Entel acquisition. I'm just wondering if we're thinking about it the right way, really trying to understand if the Entel deal will require any sort of, incremental, financing upon close or whether that's just, straight contribution when it closes. Thanks.

Keith Taylor
CFO, Equinix

Great questions. Let me first start with just the overall performance of the business. The green bond that we just did, as you know, the face yield is 3.9%, but we put treasury locks in place in the end of last year and the beginning of this year, and so we're able to trade it down to a ten-year term at 3.35%. Exceedingly pleased with the performance of that transaction. That effectively fully funded the acquisition of Entel and MainOne.

As we noted in the results, though, there's you know, when we are, when we apportion the income, the increased interest expense this year relative to the two acquisitions, $8 million of it was allocated to MainOne, and the other $22 million is running through our books right now. Now, we've absorbed the cost. It's sitting there, it's in our GIC. It would be yet to report the you know, the addition of the Entel acquisition. That will happen sometime in the second quarter, the May, June timeframe. As a result, you're gonna get the net benefit of that. Effectively, what you're saying is you know, you've already funded the cost side of the equation and yet you haven't enjoyed the, if you will, the income side of the equation yet. That's that.

As it relates to overall sort of our capital management. You know, we do have the flexibility. We're 3.8 times levered right now as a business. As we look forward, we still feel that, you know, the leverage in the 4+ range is appropriate. We've got more flexibility with our three rating agencies, and we're very thankful for that. We've got the flexibility to draw down on debt. We think, debt is, despite the rising interest rates as of late, still a cheaper source of capital for us, and hence why we took $1.2 billion off the table in April. We're looking obviously at other debt, you know, debt transactions over some period of time. Europe seems to be a good place given the differential in borrowing rates.
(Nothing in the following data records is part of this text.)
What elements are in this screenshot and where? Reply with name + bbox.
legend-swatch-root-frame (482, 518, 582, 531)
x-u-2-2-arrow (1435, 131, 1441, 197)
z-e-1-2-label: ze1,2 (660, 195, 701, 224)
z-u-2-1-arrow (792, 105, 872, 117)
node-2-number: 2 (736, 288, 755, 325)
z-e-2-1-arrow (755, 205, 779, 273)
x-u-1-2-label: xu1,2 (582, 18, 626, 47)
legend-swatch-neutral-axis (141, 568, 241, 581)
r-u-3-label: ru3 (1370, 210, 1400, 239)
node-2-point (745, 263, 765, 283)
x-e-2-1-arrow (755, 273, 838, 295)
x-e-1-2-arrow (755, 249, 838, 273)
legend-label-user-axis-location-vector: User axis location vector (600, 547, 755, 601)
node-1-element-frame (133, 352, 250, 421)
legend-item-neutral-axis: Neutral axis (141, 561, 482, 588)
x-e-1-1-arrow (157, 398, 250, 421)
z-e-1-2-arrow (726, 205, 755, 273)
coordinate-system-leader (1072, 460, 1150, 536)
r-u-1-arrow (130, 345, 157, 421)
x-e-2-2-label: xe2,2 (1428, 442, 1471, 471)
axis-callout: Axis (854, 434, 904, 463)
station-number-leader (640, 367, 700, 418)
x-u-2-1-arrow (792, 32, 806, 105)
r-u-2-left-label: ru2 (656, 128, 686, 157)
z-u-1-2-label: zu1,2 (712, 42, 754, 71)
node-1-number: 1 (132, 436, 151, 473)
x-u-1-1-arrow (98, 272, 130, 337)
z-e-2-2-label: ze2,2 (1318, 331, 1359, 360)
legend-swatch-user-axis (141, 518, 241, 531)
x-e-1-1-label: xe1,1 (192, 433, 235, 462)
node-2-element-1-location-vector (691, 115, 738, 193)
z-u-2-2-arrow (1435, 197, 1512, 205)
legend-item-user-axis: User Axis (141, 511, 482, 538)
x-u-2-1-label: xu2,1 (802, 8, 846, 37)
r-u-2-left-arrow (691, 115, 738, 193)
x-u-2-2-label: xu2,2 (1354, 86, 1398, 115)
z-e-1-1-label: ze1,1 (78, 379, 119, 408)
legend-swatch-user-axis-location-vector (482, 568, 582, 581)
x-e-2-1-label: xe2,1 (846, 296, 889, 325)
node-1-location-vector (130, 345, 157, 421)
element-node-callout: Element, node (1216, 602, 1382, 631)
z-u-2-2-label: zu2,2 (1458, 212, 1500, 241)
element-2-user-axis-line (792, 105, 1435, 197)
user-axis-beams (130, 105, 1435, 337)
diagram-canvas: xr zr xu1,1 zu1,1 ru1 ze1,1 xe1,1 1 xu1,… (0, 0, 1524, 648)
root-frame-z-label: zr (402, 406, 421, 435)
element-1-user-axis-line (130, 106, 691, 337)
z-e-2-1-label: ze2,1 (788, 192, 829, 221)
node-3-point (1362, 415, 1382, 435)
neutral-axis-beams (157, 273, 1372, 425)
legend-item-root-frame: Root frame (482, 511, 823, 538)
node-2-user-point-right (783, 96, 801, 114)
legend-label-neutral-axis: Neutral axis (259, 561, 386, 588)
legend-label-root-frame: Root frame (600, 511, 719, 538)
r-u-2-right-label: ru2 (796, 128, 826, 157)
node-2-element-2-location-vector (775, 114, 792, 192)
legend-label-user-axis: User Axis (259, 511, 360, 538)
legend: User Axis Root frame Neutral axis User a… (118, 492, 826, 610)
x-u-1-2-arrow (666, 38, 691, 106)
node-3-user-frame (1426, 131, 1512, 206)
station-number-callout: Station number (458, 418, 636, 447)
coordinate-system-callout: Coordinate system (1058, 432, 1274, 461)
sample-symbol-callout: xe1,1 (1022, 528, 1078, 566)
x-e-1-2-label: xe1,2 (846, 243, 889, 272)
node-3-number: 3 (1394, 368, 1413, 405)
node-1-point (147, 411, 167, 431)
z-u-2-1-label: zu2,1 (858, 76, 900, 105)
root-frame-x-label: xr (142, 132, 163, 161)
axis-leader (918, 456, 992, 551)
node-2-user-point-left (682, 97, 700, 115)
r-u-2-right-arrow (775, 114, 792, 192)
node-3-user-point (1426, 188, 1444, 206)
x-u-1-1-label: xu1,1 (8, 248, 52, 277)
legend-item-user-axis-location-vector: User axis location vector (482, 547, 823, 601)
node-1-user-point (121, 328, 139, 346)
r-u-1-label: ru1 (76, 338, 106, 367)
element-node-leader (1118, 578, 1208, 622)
You know, we always will use a blend of debt and equity, largely because that's what we do, and I think that's what allows us to have the strength in which Charles referred to before. We can transact with a strong balance sheet with great success given how we've structured ourselves. The only other thing I'll say is we are looking forward. You know, just because what we fund today, we also are looking forward into 2023 and 2024. What is the capital needs of the business? We're maintaining that flexibility as we look forward and, you know, in periods of great volatility, we always like to strike, as I said in my prepared remarks, when we think it's appropriate to raise the capital.

You know, given the strong balance sheet, we've used that flexibility and gone into the markets at times that we've chosen. That's been very, very effective to us on a long-term basis. All that is a long-winded response. I say that we have great flexibility. We're absorbing costs today without the income attached to them, and I'm excited about the opportunity on a go-forward basis. The business is performing exceedingly well, and it's gonna give us an opportunity to continue to fund the growth that we see in the business. I'll stop there.

Speaker 15

That's great. I really appreciate all that color. Thanks.

Keith Taylor
CFO, Equinix

This concludes our Q1 call. Thank you for joining us.

Operator

This concludes today's conference. Thank you for participating. You may disconnect at this time.